UN: Lage in Aleppo schlimmste auf der Welt

Genf/New York (epd). Die humanitäre Lage in der umkämpften syrischen Stadt Aleppo ist den UN zufolge schlimmer als irgendwo sonst auf der Welt. Die mehr als 400.000 Flüchtlinge im Westen Aleppos bräuchten umgehend Hilfe, sagte der UN-Berater für die humanitäre Lage in Syrien, Jan Egeland, am Donnerstag in Genf. Alleine in den vergangenen Tagen seien 27.000 neue Schutzsuchende aus dem Ostteil der Stadt hinzugekommen.

In dem von Rebellen kontrollierten Gebiet sei die Lage noch schlimmer. Eine zur Versorgung der Menschen dringend benötigte Feuerpause kommt wegen eines angekündigten Vetos Russlands im Sicherheitsrat nicht zustande. Der UN-Nothilfekoordinator Stephen O'Brien warnte, Ost-Aleppo könne zu einem "riesigen Friedhof" werden. Egeland erklärte, Russland habe angeboten, vier humanitäre Korridore in den Osten der Stadt zu öffnen. Über die Details werde zur Stunde verhandelt.

Es sei entscheidend, so viele Menschenleben wie möglich zu retten, noch während nach einer politischen Lösung gesucht werde, sagte der UN-Sondergesandte für Syrien, Staffan de Mistura. Er kündigte an, mit UN-Generalsekretär Ban Ki Moon und seinem designierten Nachfolger António Guterres in New York über die nächsten Schritte zu beraten. Am kommenden Donnerstag solle sich dann der Sicherheitsrat erneut mit der Lage in Aleppo beschäftigen.

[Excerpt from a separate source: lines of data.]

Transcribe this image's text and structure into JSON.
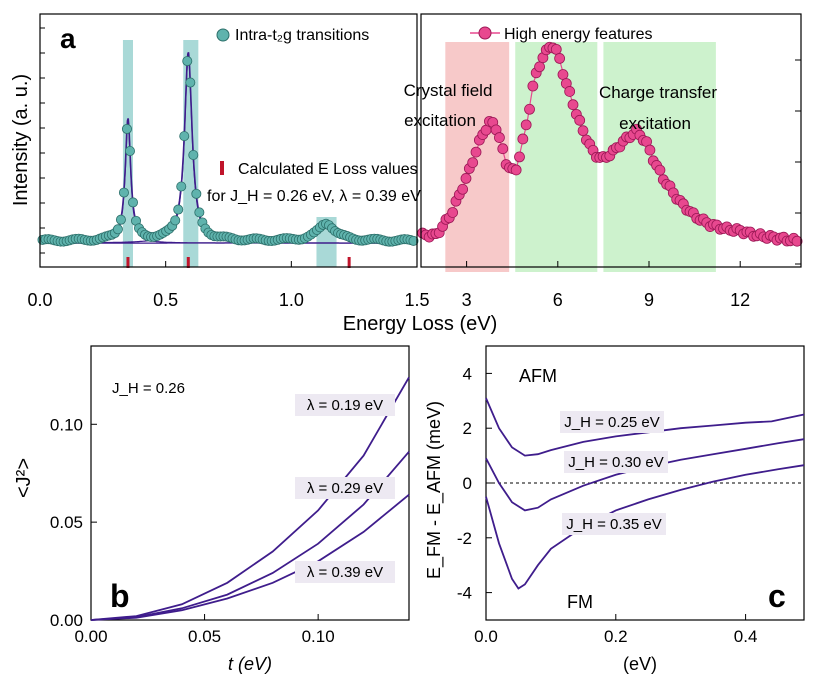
{
  "colors": {
    "purple": "#3f1d8c",
    "teal_fill": "#5fb3ad",
    "teal_band": "#a9d9d7",
    "pink_fill": "#e8488f",
    "pink_band": "#f7c9c9",
    "green_band": "#cdf2cd",
    "red_tick": "#c0142b",
    "label_bg": "#ede9f2"
  },
  "panel_a": {
    "panel_label": "a",
    "ylabel": "Intensity (a. u.)",
    "xlabel": "Energy Loss (eV)",
    "legend_left": "Intra-t₂g transitions",
    "legend_right": "High energy features",
    "calc_note_line1": "Calculated E Loss values",
    "calc_note_line2": "for J_H = 0.26 eV, λ = 0.39 eV",
    "crystal_field_line1": "Crystal field",
    "crystal_field_line2": "excitation",
    "charge_transfer_line1": "Charge transfer",
    "charge_transfer_line2": "excitation"
  },
  "panel_b": {
    "panel_label": "b",
    "ylabel": "<J²>",
    "xlabel": "t (eV)",
    "jh_label": "J_H = 0.26"
  },
  "panel_c": {
    "panel_label": "c",
    "ylabel": "E_FM - E_AFM (meV)",
    "xlabel": "(eV)",
    "afm_label": "AFM",
    "fm_label": "FM"
  },
  "chart_data": [
    {
      "id": "a-left",
      "type": "scatter",
      "xlim": [
        0,
        1.5
      ],
      "xticks": [
        "0.0",
        "0.5",
        "1.0",
        "1.5"
      ],
      "xtick_values": [
        0,
        0.5,
        1.0,
        1.5
      ],
      "ylim": [
        0,
        1
      ],
      "series": [
        {
          "name": "Intra-t2g transitions",
          "peaks": [
            {
              "x0": 0.35,
              "w": 0.013,
              "a": 0.55
            },
            {
              "x0": 0.59,
              "w": 0.018,
              "a": 0.85
            },
            {
              "x0": 1.14,
              "w": 0.04,
              "a": 0.08
            }
          ],
          "baseline": 0.05
        }
      ],
      "calculated_e_loss": [
        0.35,
        0.59,
        1.23
      ],
      "bands": [
        [
          0.33,
          0.37
        ],
        [
          0.57,
          0.63
        ],
        [
          1.1,
          1.18
        ]
      ]
    },
    {
      "id": "a-right",
      "type": "scatter",
      "xlim": [
        1.5,
        14
      ],
      "xticks": [
        "3",
        "6",
        "9",
        "12"
      ],
      "xtick_values": [
        3,
        6,
        9,
        12
      ],
      "ylim": [
        0,
        1
      ],
      "series": [
        {
          "name": "High energy features",
          "x": [
            2.0,
            2.5,
            3.0,
            3.5,
            3.8,
            4.0,
            4.3,
            4.6,
            5.0,
            5.2,
            5.5,
            5.8,
            6.0,
            6.2,
            6.5,
            6.8,
            7.0,
            7.2,
            7.5,
            7.8,
            8.0,
            8.3,
            8.6,
            8.9,
            9.2,
            9.5,
            10.0,
            10.5,
            11.0,
            11.5,
            12.0,
            12.5,
            13.0,
            13.5,
            14.0
          ],
          "y": [
            0.08,
            0.18,
            0.35,
            0.55,
            0.62,
            0.58,
            0.42,
            0.37,
            0.62,
            0.8,
            0.92,
            0.98,
            0.94,
            0.83,
            0.7,
            0.58,
            0.52,
            0.46,
            0.44,
            0.47,
            0.5,
            0.54,
            0.57,
            0.52,
            0.42,
            0.34,
            0.24,
            0.17,
            0.13,
            0.11,
            0.1,
            0.08,
            0.07,
            0.06,
            0.05
          ]
        }
      ],
      "bands": [
        {
          "label": "Crystal field excitation",
          "range": [
            2.3,
            4.4
          ],
          "color": "pink"
        },
        {
          "label": "Charge transfer excitation",
          "range": [
            4.6,
            7.3
          ],
          "color": "green"
        },
        {
          "label": "Charge transfer excitation",
          "range": [
            7.5,
            11.2
          ],
          "color": "green"
        }
      ]
    },
    {
      "id": "b",
      "type": "line",
      "xlabel": "t (eV)",
      "ylabel": "<J²>",
      "xlim": [
        0,
        0.14
      ],
      "ylim": [
        0,
        0.14
      ],
      "xticks": [
        "0.00",
        "0.05",
        "0.10"
      ],
      "xtick_values": [
        0,
        0.05,
        0.1
      ],
      "yticks": [
        "0.00",
        "0.05",
        "0.10"
      ],
      "ytick_values": [
        0,
        0.05,
        0.1
      ],
      "series": [
        {
          "name": "λ = 0.19 eV",
          "t": [
            0,
            0.02,
            0.04,
            0.06,
            0.08,
            0.1,
            0.12,
            0.14
          ],
          "values": [
            0,
            0.002,
            0.008,
            0.019,
            0.035,
            0.056,
            0.084,
            0.124
          ]
        },
        {
          "name": "λ = 0.29 eV",
          "t": [
            0,
            0.02,
            0.04,
            0.06,
            0.08,
            0.1,
            0.12,
            0.14
          ],
          "values": [
            0,
            0.0015,
            0.006,
            0.013,
            0.024,
            0.039,
            0.059,
            0.086
          ]
        },
        {
          "name": "λ = 0.39 eV",
          "t": [
            0,
            0.02,
            0.04,
            0.06,
            0.08,
            0.1,
            0.12,
            0.14
          ],
          "values": [
            0,
            0.0012,
            0.005,
            0.011,
            0.019,
            0.03,
            0.045,
            0.064
          ]
        }
      ]
    },
    {
      "id": "c",
      "type": "line",
      "xlabel": "(eV)",
      "ylabel": "E_FM - E_AFM (meV)",
      "xlim": [
        0,
        0.49
      ],
      "ylim": [
        -5,
        5
      ],
      "xticks": [
        "0.0",
        "0.2",
        "0.4"
      ],
      "xtick_values": [
        0,
        0.2,
        0.4
      ],
      "yticks": [
        "-4",
        "-2",
        "0",
        "2",
        "4"
      ],
      "ytick_values": [
        -4,
        -2,
        0,
        2,
        4
      ],
      "zero_line": true,
      "series": [
        {
          "name": "J_H = 0.25 eV",
          "x": [
            0,
            0.02,
            0.04,
            0.06,
            0.08,
            0.1,
            0.15,
            0.2,
            0.25,
            0.3,
            0.35,
            0.4,
            0.44,
            0.47,
            0.49
          ],
          "values": [
            3.1,
            2.0,
            1.3,
            1.0,
            1.05,
            1.2,
            1.5,
            1.7,
            1.85,
            2.0,
            2.1,
            2.2,
            2.25,
            2.4,
            2.5
          ]
        },
        {
          "name": "J_H = 0.30 eV",
          "x": [
            0,
            0.02,
            0.04,
            0.06,
            0.08,
            0.1,
            0.15,
            0.2,
            0.25,
            0.3,
            0.35,
            0.4,
            0.45,
            0.49
          ],
          "values": [
            0.9,
            0.0,
            -0.7,
            -1.0,
            -0.9,
            -0.6,
            -0.1,
            0.3,
            0.6,
            0.85,
            1.05,
            1.25,
            1.45,
            1.6
          ]
        },
        {
          "name": "J_H = 0.35 eV",
          "x": [
            0,
            0.02,
            0.04,
            0.05,
            0.06,
            0.08,
            0.1,
            0.15,
            0.2,
            0.25,
            0.3,
            0.35,
            0.4,
            0.45,
            0.49
          ],
          "values": [
            -0.5,
            -2.2,
            -3.5,
            -3.85,
            -3.7,
            -3.0,
            -2.4,
            -1.6,
            -1.0,
            -0.6,
            -0.25,
            0.05,
            0.3,
            0.5,
            0.65
          ]
        }
      ]
    }
  ]
}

Dort hatte Russland am Mittwoch (Ortszeit) angekündigt, eine Feuerpause aus humanitären Gründen für Aleppo zu blockieren. Eine entsprechende Initiative Frankreichs und Großbritanniens werde er ablehnen, teilte der Botschafter der Vetomacht bei den UN, Witali Tschurkin, mit. Er forderte stattdessen eine Gesamtlösung für den Konflikt in Syrien. Die US-Botschafterin bei den UN, Samantha Power, bezichtigte Russland offen der Lüge. Das Land trage die Schuld für die Eskalation der Kämpfe im Osten Aleppos.

Egeland erklärte in Genf, Nahrungsmittel für 150.000 Menschen könnten binnen einer Stunde in Ost-Aleppo sein, sollten die entsprechenden Garantien gegeben werden. Das gleiche gelte für dringend benötigte medizinische Güter. Derzeit würden Operationen im Osten Aleppos in Kellern und ohne Betäubung durchgeführt. Mindestens 400 Menschen müssten aus medizinischen Gründen dringend evakuiert werden.

Amnesty International forderte am Donnerstag eine Sondersitzung der UN-Generalversammlung zur Lage in Syrien. Es werde täglich klarer, dass der UN-Sicherheitsrat versagt habe, sagte die Direktorin des UN-Büros der Menschenrechtsorganisation, Sherine Tadros. Die Untätigkeit der letzten fünf Jahre, die beinahe 500.000 Tote zur Folge gehabt habe, sei eine Schande für das Gremium.

Die Hilfsorganisation CARE forderte ein umgehendes Ende der Angriffe auf Zivilisten in Aleppo. Ihr gingen die Worte aus, um das abscheuliche Vorgehen gegen die Bevölkerung zu beschreiben, sagte die zuständige Länderdirektorin der Organisation, Christina Northey. Der Wahnsinn müsse nach fast 100 Tagen russisch-syrischer Belagerung endlich ein Ende haben.

Die Truppen des syrischen Regimes haben in den vergangenen Tagen mit russischer Luftunterstützung nach UN-Schätzungen 40 Prozent der Rebellenhochburg Ost-Aleppo erobert. Beide Seiten zielen auf die vollständige Eroberung. In Syriens Bürgerkrieg kämpfen das Regime von Machthaber Baschar al-Assad, Rebellengruppen und Terrormilizen um die Macht. Hunderttausende Menschen kamen seit Beginn der Kämpfe 2011 ums Leben. Millionen Syrer sind auf der Flucht.